The Three Kings

The Three Kings

 

Three kings came riding from far away,

Melchior and Casper and Balthazar.

Three wise men of the East were they,

And they traveled by night, and slept by day,

For their guide was a beautiful, wonderful star.

 

The star was so beautiful, large and clear

That all the other stars of the sky

Became a white mist in the atmosphere.

And by this they knew that the coming was near

Of the Prince foretold in the prophecy.

 

Three caskets they bore on their saddle bows,

Three caskets of gold with golden keys.

Their robes were of crimson, with rows

Of bells and pomegranates and furbelows*

Their turbans like blossoming almond trees.

 

And so the three kings rode into the west,

Through the dust of night over hill and dell,

And sometimes they nodded with beard on breast,

And sometimes they talked as they paused to rest,

With the people they met at some wayside well.

 

“Of the Child that is born,” said Balthazar,

“Good people, we pray you, tell us the news.

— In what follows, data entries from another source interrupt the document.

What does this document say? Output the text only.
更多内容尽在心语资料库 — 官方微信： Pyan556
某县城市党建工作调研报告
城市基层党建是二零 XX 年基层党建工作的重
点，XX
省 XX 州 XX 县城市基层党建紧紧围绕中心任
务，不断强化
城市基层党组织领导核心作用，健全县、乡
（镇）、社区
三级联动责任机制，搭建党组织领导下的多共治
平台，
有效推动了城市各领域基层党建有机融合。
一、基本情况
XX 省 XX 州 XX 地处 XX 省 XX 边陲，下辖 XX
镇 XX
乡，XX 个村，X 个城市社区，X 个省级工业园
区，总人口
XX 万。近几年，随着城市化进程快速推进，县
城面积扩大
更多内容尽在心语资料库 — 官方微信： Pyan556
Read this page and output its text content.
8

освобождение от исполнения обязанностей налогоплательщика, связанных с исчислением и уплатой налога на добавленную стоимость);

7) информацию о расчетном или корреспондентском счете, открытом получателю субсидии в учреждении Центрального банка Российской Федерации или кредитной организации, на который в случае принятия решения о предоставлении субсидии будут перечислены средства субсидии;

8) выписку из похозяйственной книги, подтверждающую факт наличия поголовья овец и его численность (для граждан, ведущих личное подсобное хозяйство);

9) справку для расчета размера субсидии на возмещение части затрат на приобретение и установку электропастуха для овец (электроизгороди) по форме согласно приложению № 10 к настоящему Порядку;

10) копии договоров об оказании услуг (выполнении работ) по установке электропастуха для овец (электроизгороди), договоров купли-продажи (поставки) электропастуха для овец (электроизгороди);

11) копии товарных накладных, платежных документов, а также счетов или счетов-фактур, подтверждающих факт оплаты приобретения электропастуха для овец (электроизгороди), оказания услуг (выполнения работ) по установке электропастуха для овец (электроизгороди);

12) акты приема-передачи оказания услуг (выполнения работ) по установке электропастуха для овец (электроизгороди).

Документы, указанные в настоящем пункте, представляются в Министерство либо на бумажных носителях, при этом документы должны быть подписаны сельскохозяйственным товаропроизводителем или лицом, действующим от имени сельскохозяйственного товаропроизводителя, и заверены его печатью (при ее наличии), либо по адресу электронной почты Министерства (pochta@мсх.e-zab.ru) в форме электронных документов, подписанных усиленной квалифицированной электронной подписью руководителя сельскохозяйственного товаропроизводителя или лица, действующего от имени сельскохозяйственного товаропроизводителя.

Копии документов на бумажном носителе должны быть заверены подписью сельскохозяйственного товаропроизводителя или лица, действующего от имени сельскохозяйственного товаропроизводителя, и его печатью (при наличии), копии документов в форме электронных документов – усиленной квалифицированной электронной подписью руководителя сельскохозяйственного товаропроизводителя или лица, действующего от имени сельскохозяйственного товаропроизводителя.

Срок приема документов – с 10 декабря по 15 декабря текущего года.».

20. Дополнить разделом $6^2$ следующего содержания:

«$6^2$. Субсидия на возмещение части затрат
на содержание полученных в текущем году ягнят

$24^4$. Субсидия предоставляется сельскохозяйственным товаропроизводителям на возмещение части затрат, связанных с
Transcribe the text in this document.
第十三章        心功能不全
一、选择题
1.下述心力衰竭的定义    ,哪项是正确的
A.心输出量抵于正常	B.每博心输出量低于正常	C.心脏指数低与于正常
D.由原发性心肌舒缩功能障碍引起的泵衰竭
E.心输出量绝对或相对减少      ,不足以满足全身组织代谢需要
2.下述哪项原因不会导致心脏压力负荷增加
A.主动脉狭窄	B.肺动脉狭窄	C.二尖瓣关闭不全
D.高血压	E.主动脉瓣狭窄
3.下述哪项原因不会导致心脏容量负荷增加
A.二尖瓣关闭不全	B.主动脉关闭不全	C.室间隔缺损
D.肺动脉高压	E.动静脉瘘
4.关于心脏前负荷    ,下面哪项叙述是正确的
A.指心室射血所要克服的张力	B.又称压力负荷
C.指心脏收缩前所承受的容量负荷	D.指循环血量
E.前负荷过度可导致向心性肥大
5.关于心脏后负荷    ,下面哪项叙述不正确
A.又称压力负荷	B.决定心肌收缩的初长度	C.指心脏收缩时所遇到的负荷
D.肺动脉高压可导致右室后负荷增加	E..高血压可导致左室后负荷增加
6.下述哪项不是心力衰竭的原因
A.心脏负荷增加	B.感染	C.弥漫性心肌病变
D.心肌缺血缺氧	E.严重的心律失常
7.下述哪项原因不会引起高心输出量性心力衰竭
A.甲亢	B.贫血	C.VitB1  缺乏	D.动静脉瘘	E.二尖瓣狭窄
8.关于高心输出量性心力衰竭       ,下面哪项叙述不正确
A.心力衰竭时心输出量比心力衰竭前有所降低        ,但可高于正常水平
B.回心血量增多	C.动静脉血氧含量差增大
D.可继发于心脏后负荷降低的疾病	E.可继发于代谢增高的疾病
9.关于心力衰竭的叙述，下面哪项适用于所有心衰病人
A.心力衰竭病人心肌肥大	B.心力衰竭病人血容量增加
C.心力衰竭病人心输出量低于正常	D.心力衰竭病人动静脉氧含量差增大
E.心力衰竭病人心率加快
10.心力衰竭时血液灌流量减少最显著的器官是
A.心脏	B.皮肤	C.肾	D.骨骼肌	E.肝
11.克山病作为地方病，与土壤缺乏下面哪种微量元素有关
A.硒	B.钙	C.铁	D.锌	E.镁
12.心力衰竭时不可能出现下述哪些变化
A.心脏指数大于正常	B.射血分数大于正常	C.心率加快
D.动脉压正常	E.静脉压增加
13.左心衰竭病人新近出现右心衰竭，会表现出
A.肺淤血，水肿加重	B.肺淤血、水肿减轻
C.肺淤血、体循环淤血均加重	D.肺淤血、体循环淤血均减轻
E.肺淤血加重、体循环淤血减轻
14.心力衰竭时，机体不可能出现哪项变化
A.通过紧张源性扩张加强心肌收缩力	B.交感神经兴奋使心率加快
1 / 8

For we, in the east, have seen His star,

And have ridden fast and have ridden far

To find and worship the king of the Jews.”

 

But the people answered:  “You ask in vain.

We know of no king but Herod the Great.”

They thought of the wise men as men insane,

As they sped their camels across the plain,

Like riders in haste who could not wait.

 

And when they came to Jerusalem,

Herod the Great, who had heard this thing,

Sent for the wise men and questioned them;

And said, “Go down unto Bethlehem,

And then bring me tidings of this new king.”

 

 

 

 

So they rode away; and the star stood still,

The only one in the gray of morn.

Yes, it stopped–it stood still of its own free will

Right over Bethlehem on the hill,

The city of David where Christ was born.

 

And the three kings rode through the gate and the guard

Through the silent street, till their camels turned

And slowed as they entered the great inn-yard;

But the windows were locked, and the doors were barred,

And only a light in the stable burned.

 

And cradled there on the scented hay,

In the air made sweet by the breath of kine

The little Child in the manger lay,

The Child that would be king one day

Of a kingdom, not human, but divine.

 

His mother, Mary of Nazareth,

Sat watching beside his place of rest,

Watching the even flow of His breath,

For the joy of life and the terror of death

Were mingled together in her breast.

 

They laid their offering at His feet;

Their gold was their tribute to a king;

The frankincense, with its odor sweet,

Was for the priest, the paraclete**

The myrrh, for the body’s burying.

 

And the mother wondered, and bowed her head,

And sat as still as a statue of stone;

Her heart was troubled, yet comforted,

Remembering what the angel had said

Of an endless reign of David’s throne.

 

Then the kings rode out of the city gate,

With a tramp of hoofs in proud array,

But they went not back to Herod the Great

For they knew his malice and feared his hate,

So they returned to their homes by another way.